О пустяках. О том, что роса холодная, что вечером будут гости и Лизи сделает жаркое. Лизи находят мертвой на каменном полу кухни. Нож торчит из ее груди.
Англия. XIX век. Классический детектив.
Что есть убийство в совершенном мире? Изъян? Диссонанс? Нет, нет и нет. Убийство – жертвоприношение. Необходимое условие для сохранения рая. Необходимое, но не достаточное. Чтобы гармония устояла, убийство должно быть раскрыто.
Убийство не было раскрыто, и в этом все дело. Нас изгнали из рая.
Жертву не приняли. Мир рухнул…
Он только что съел домашнюю котлету с серым хлебом, вытер губы салфеткой, налил себе кофе из термоса. Кофе остывал, а он рассуждал о детективе. Он сидел у окна по ходу поезда и обращался к мужчине напротив. Мужчина слушал внимательно. Женщина возле него в разговор не вникала. Она думала о своем, смотрела журнал. Стук колес ее умиротворял. Сережа лежал на верхней полке. Он сверху смотрел на двух собеседников. Уже три часа ехали вместе.
– Детектив нашего времени дает картину иного мира, здесь преступление -обыденность, а гармония кажется пошлостью, дурным вкусом. Этому миру угрожает не убийство, а его раскрытие. Не преступление, а наказание…
– Нет, Евстафий Павлович, вы не писатель, – задумчиво произнес мужчина напротив, – вы скорее философ.
– Столько же философ, сколько писатель. То есть – нисколько.
– Но вы же задумали детектив?
– Это не значит, что я писатель. Я просто провожу время. Вам не понять, вы еще молоды.
– Дело не в этом. Мне вообще недоступна такого рода деятельность или времяпрепровождение. Как это происходит? С чего вы начинаете?

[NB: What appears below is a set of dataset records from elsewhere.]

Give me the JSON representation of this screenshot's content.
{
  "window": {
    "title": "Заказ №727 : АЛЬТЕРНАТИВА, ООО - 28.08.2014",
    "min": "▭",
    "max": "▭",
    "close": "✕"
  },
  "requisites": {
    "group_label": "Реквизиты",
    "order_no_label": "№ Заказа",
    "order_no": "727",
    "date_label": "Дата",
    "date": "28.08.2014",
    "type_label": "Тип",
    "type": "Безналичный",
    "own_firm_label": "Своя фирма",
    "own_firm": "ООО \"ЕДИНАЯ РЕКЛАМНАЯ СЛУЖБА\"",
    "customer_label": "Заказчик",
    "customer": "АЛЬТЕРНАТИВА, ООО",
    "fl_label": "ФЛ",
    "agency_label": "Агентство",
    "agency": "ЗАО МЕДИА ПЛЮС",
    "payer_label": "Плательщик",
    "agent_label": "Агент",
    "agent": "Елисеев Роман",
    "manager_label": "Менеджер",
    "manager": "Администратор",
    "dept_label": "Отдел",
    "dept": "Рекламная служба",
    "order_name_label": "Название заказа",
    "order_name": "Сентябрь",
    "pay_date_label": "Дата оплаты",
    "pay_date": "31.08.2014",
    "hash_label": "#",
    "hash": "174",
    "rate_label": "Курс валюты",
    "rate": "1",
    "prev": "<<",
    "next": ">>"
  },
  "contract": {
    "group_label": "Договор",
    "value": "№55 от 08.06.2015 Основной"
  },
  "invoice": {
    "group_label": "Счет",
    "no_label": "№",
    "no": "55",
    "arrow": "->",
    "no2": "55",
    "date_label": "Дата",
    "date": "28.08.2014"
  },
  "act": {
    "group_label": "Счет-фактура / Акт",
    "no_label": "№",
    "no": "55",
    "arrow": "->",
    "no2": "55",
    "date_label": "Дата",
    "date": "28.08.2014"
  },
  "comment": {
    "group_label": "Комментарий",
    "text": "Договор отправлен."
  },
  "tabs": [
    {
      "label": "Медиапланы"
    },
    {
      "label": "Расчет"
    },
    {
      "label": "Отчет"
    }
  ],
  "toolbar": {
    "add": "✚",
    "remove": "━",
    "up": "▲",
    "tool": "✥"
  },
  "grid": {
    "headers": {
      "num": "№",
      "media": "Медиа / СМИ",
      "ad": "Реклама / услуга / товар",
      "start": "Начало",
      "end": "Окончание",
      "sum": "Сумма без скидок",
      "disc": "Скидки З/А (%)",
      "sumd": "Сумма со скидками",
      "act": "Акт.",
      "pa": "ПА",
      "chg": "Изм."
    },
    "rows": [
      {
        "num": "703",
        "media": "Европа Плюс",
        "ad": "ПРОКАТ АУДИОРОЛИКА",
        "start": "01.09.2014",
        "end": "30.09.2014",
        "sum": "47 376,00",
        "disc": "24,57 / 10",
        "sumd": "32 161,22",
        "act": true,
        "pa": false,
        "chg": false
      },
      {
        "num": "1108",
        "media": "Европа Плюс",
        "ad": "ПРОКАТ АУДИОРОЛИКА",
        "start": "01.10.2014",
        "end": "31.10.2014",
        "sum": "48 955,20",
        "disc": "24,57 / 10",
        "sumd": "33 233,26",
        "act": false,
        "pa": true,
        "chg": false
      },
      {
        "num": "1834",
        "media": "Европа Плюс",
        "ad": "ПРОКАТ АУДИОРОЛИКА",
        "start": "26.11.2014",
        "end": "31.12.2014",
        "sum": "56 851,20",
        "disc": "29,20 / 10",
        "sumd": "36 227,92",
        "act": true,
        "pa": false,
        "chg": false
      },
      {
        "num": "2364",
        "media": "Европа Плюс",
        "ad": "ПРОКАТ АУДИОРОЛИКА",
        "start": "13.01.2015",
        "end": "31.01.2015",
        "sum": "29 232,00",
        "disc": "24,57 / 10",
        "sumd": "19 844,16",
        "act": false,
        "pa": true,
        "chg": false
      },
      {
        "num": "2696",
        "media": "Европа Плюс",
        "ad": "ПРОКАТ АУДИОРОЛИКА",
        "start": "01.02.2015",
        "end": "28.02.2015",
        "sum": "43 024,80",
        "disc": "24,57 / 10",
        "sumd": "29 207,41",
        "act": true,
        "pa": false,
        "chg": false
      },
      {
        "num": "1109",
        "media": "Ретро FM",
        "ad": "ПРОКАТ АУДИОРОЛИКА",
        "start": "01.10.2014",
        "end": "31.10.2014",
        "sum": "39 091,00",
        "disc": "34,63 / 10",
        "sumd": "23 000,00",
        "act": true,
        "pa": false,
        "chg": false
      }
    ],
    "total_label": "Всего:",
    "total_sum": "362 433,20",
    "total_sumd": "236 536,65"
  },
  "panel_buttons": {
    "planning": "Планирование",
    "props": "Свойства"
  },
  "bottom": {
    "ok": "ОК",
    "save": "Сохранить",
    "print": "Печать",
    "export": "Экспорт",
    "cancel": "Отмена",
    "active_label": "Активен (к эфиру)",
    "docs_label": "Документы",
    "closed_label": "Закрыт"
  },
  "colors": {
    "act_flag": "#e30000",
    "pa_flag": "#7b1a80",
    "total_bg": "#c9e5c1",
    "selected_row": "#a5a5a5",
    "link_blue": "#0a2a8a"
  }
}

– Я завел тетрадочку, куда заношу свои размышления. Различные случаи и происшествия тоже находят там место. Что-то я беру из телевизора, что-то из газет.
– Как Достоевский.
– Боюсь, это уже стало банальностью.
– Да, только нынче газеты, как правило, врут.
– Это не важно. Любой вымысел обусловлен реальностью. И говорит о реальности не меньше, чем истинное происшествие.
В дверь постучали, и тут же она откатилась в сторону. Проводник принес чай. Звякнули ложки. Мужчина подвинулся, давая женщине место у стола. Евстафий Павлович вспомнил о своем кофе. Сережа тоже захотел чаю, но ему лень было спускаться. Да и неловко теснить
Евстафия Павловича, сидящего так удобно, проще остаться невидимкой, человеком, которого нет.
– В общем и целом я пока накапливаю материал. Этим все может и ограничиться, если только не привидится мне сюжет, в котором весь этот материал уместится.
– Постмодернизм.
– Не знаю.
– Напишите лучше о своей жизни. Все и отразится – и размышления, и случаи.
– Моя жизнь никому не интересна. Даже мне. Нужен сюжет. Чтобы засасывал, поглощал, не давал опомниться и захватывал все случаи вместе с философией.
Сережа закрыл глаза. Все ему казалось прекрасным: поезд, чудаковатый старик внизу, разговор об убийстве как о чем-то самом обыкновенном и даже необходимом и в то же время совершенно нереальном, немыслимом.
Во всяком случае, в этом купе, в это мгновенье. Сереже недавно исполнилось пятнадцать лет, самому себе он казался очень взрослым и все понимающим, разве что не все пережившим.